I once journeyed with a party of amateur archaeologists into my beloved country to take night-time photographs of a boulder covered with incisions made by human hands. There was no certain way of knowing the sense of the message or the time it was carved. I was able to turn away from the lights of distant communities to see only the immense star-studded sky. As I wrote later, the barrier between present and past seemed thin as paper.

There are still stones in the grassland that are undisturbed. People who understand and care know that removing one stone is tantamount to erasing a word in a language we cannot read. I was once with a party that excavated at a site that may have been occupied intermittently for about 7,000 years. We found stacked buffalo skulls that revealed ancient mysticisms. Projectile points found in the area were shaped before the building of the first Egyptian pyramid.

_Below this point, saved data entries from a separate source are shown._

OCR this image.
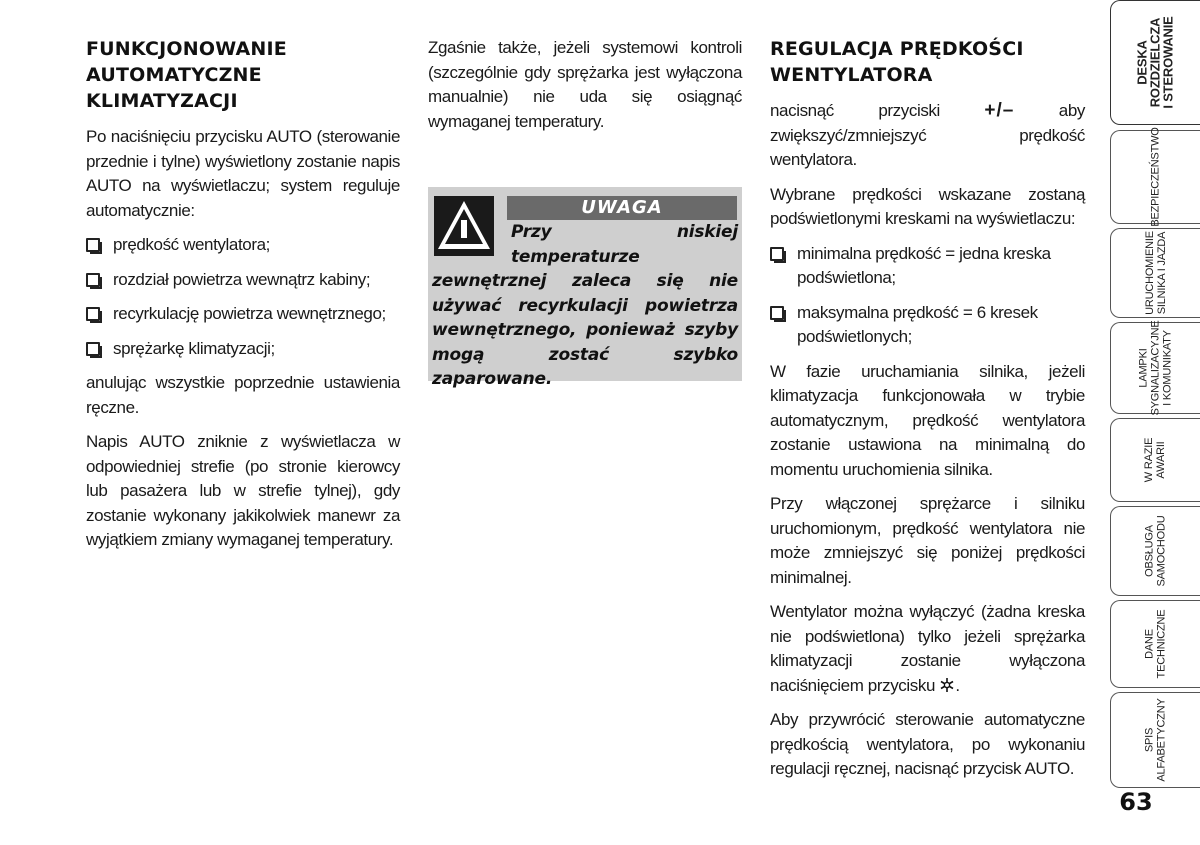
FUNKCJONOWANIE
AUTOMATYCZNE
KLIMATYZACJI

Po naciśnięciu przycisku AUTO (sterowanie przednie i tylne) wyświetlony zostanie napis AUTO na wyświetlaczu; system reguluje automatycznie:

prędkość wentylatora;

rozdział powietrza wewnątrz kabiny;

recyrkulację powietrza wewnętrznego;

sprężarkę klimatyzacji;

anulując wszystkie poprzednie ustawienia ręczne.

Napis AUTO zniknie z wyświetlacza w odpowiedniej strefie (po stronie kierowcy lub pasażera lub w strefie tylnej), gdy zostanie wykonany jakikolwiek manewr za wyjątkiem zmiany wymaganej temperatury.

Zgaśnie także, jeżeli systemowi kontroli (szczególnie gdy sprężarka jest wyłączona manualnie) nie uda się osiągnąć wymaganej temperatury.

UWAGA
Przy niskiej temperaturze zewnętrznej zaleca się nie używać recyrkulacji powietrza wewnętrznego, ponieważ szyby mogą zostać szybko zaparowane.
REGULACJA PRĘDKOŚCI
WENTYLATORA

nacisnąć przyciski +/– aby zwiększyć/zmniejszyć prędkość wentylatora.

Wybrane prędkości wskazane zostaną podświetlonymi kreskami na wyświetlaczu:

minimalna prędkość = jedna kreska podświetlona;

maksymalna prędkość = 6 kresek podświetlonych;

W fazie uruchamiania silnika, jeżeli klimatyzacja funkcjonowała w trybie automatycznym, prędkość wentylatora zostanie ustawiona na minimalną do momentu uruchomienia silnika.

Przy włączonej sprężarce i silniku uruchomionym, prędkość wentylatora nie może zmniejszyć się poniżej prędkości minimalnej.

Wentylator można wyłączyć (żadna kreska nie podświetlona) tylko jeżeli sprężarka klimatyzacji zostanie wyłączona naciśnięciem przycisku .

Aby przywrócić sterowanie automatyczne prędkością wentylatora, po wykonaniu regulacji ręcznej, nacisnąć przycisk AUTO.

DESKA
ROZDZIELCZA
I STEROWANIE
BEZPIECZEŃSTWO
URUCHOMIENIE SILNIKA I JAZDA
LAMPKI SYGNALIZACYJNE I KOMUNIKATY
W RAZIE AWARII
OBSŁUGA SAMOCHODU
DANE TECHNICZNE
SPIS ALFABETYCZNY
63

I have seen graves of the people who were here before us desecrated by crude oil storage tanks. I knew the site as a child when the ravine was filled with a mass of bleached bison bones. The graves of the hunters were on the hill. The storage tanks are there now. There was no archaeological survey made before the tanks were put in place.

My family came to Canada after the Indian treaties were signed. Innocently, they subscribed to the belief that the people we called Indians must be made into carbon copies of whites or else must be made to disappear. So did I, a long time ago. Now I am ashamed of my country. And I am angry with politicians in Ottawa who make me feel ashamed.